Charles River will focus on the seldom-studied topic of intuition, which, if it could be reliably trained, would be useful to many in the US Navy. Sonar operators, small unit leaders, unmanned systems operators, information analysts, and others must make decisions quickly and act effectively. However, developing intuition typically takes years of training and on-the-job experience. This means that most trainees are unable to perform the intuitive decision making needed for expert-level performance, costing valuable time, money, and potentially lives. Through this research challenge, ONR is focusing on understanding the science of intuition, developing computational models of intuition from this scientific understanding, and creating training using these models to improve intuition.
Dr. James Niehaus, Scientist, explained the goal of the research. “We will enable Warfighters to develop and then trust their gut instincts, giving them a decisive edge on the battlefield. Intuition is the next great frontier for training.”
Charles River is a world-leader in developing novel techniques for creating computational models of complex phenomenon, such as intuition. For the I2BRC program, Charles River will use its probabilistic programming environment, Figaro, to analyze data on how participants perform intuitive tasks.

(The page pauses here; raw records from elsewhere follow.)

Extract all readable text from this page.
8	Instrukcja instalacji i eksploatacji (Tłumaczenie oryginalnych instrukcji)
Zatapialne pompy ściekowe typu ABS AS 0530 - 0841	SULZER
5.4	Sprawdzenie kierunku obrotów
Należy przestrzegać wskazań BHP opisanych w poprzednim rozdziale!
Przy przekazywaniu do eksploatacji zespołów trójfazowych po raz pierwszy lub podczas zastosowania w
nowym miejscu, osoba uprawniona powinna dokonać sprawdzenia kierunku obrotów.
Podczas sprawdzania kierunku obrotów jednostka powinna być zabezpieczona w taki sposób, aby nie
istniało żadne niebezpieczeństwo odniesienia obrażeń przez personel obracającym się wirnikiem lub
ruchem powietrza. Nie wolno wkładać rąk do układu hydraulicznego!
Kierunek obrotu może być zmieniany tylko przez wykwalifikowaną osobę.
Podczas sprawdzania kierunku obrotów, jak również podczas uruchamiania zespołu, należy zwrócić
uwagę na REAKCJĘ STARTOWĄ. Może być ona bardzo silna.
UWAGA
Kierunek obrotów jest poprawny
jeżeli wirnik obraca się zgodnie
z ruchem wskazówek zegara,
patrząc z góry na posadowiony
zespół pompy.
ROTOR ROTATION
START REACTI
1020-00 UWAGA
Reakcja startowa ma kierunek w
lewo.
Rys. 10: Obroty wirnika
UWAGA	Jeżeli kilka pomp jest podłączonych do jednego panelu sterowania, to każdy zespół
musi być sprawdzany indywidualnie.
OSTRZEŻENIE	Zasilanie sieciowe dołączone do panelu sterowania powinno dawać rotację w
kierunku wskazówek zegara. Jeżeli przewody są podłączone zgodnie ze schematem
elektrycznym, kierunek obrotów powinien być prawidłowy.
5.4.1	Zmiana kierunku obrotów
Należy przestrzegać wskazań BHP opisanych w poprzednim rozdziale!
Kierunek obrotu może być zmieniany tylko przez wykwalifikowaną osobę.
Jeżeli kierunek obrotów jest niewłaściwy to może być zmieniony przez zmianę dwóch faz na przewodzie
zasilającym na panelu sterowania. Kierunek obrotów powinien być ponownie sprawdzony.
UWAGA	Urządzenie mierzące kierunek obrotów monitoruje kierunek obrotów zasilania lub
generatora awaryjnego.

Charles River’s partners on this effort include DSCI Mesh Solutions LLC, Northwestern University, Defense Group Inc., the University of California at Los Angeles, and the Massachusetts Institute of Technology.
This material is based upon work supported by the Office of Naval Research under Contract No. N00014-13-C-0160. Any opinions, findings and conclusions or recommendations expressed in this material are those of the author(s) and do not necessarily reflect the views of the Office of Naval Research.